There may never have been, really, such a day in any organised team sport, never mind baseball. And, for that matter - and this is something too many of today's fans either forget or never really knew - the so-called "good old days" weren't exactly such good old days, in too many ways. Ty Cobb and Babe Ruth may be only the very best known of the old-time baseball stars whose play was as exemplary as their characters were not.

This is perhaps the most compelling reason why we tend, on the rare enough occasions when we find such people, to make such amplified fuss over that creature who is at once a magnificent athlete and an exemplary person; why, for example, Sandy Koufax - who was so much a gentleman that even when he pitched he resorted to a knockdown pitch only when it was imperatively necessary ("Sandy," Allen Barra has written, "preferred to intimidate by domination") - to this day is considered on his own plateau. In case you were curious, Koufax these days works as a free-lance pitching coach - he did work in that capacity for the Dodgers from about 1978-1990 or thereabouts, then became a freelance, though he does work with the Dodgers each spring training. And my understanding is that, though he could command a phenomenal fee for his teaching, he accepts only his basic expenses being paid for each such gig. "I just like to teach," he is quoted as saying.

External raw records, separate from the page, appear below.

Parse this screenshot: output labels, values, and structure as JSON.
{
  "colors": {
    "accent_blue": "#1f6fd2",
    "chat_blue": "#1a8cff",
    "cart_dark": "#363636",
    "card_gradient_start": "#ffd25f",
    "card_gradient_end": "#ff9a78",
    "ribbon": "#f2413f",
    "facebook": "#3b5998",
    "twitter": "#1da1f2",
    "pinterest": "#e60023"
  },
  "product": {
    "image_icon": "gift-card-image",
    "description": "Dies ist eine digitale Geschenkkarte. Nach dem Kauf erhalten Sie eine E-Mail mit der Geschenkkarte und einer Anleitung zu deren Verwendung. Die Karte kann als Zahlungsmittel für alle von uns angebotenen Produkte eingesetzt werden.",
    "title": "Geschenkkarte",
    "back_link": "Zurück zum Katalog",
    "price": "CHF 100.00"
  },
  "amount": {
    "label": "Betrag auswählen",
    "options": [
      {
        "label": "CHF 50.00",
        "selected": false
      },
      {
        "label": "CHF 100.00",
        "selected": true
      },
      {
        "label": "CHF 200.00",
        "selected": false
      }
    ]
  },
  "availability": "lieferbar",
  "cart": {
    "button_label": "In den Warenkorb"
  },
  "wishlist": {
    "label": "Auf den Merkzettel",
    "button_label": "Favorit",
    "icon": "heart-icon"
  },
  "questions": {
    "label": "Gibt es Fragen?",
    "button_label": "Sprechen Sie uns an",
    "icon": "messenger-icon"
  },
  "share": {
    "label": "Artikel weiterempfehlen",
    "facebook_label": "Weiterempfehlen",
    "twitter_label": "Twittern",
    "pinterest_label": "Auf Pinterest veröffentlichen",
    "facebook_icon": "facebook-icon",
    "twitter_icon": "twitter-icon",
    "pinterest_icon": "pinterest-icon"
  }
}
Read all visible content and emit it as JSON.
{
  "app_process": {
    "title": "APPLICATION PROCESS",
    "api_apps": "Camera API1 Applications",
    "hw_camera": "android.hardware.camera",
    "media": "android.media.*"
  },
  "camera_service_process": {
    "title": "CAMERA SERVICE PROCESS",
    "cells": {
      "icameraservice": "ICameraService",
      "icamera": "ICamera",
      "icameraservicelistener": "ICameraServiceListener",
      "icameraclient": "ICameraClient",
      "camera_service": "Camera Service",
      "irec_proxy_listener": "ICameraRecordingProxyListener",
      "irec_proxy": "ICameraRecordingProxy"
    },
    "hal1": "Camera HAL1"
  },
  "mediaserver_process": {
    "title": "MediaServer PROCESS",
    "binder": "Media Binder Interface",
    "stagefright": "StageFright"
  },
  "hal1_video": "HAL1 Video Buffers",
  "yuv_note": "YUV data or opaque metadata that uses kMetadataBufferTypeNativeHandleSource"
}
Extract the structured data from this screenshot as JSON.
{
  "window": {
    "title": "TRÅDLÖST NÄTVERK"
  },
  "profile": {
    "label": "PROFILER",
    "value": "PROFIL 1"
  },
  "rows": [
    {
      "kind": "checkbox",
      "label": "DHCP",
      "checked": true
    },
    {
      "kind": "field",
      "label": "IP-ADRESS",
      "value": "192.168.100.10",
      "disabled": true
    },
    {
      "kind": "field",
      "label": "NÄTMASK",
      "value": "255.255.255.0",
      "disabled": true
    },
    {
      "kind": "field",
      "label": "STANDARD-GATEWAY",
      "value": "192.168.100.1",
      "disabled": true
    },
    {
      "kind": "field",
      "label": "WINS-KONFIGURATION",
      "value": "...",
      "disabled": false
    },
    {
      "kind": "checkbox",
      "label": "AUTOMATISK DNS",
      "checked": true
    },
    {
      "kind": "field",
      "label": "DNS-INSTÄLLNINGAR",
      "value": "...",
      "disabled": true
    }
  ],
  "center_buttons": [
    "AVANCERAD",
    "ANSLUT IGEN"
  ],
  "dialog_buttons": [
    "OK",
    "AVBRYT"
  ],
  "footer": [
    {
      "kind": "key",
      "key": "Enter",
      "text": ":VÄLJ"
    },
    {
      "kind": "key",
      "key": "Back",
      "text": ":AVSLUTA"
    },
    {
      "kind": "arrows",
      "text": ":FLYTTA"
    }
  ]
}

Koufax apparently was the same way when he did pitch. Don Sutton has been quoted as saying, "A lot of people like to keep everyone else down when they get to the top; Sandy wanted to bring everybody else up there with him." There's another story about Koufax which I found even more telling about the man: in these pre-free agency days, when the minimum rookie salary was $8,000 a year, Koufax was chatting in the Dodger clubhouse with a couple of teammates when he noticed a rookie outfielder named Jim Barbieri in a corner of the clubhouse. This was in 1965, as the pennant race began heating up in earnest. Thinking ahead to the World Series, Koufax, reportedly, said without provocation, and indicating Barbieri, "You know, if I can just keep pitching the way I'm supposed to pitch, I can double that man's income."

I suppose a lot of it is a human level version of the old saw that a plane crash is news but the millions of safe flights from takeoff to landing are routine. We're so accustomed now to learning the most scandalous among professioal athletes that we could follow a particular player his entire career and not know how basically decent he was as a person even as he was good or great as a player, unless he's playing in a high-media region. We know, for example, that Derek Jeter of the Yankees and Al Leiter of the Mets are as decent as people as they are as baseball players. But now think of someone like Curt Schilling, the Arizona pitcher - it's only in the last couple of seasons, even though he has been a front-line pitcher for over a decade, that we've begun to learn that Schilling the man is at least as good and probably better than Schilling the prospective Hall of Fame pitcher.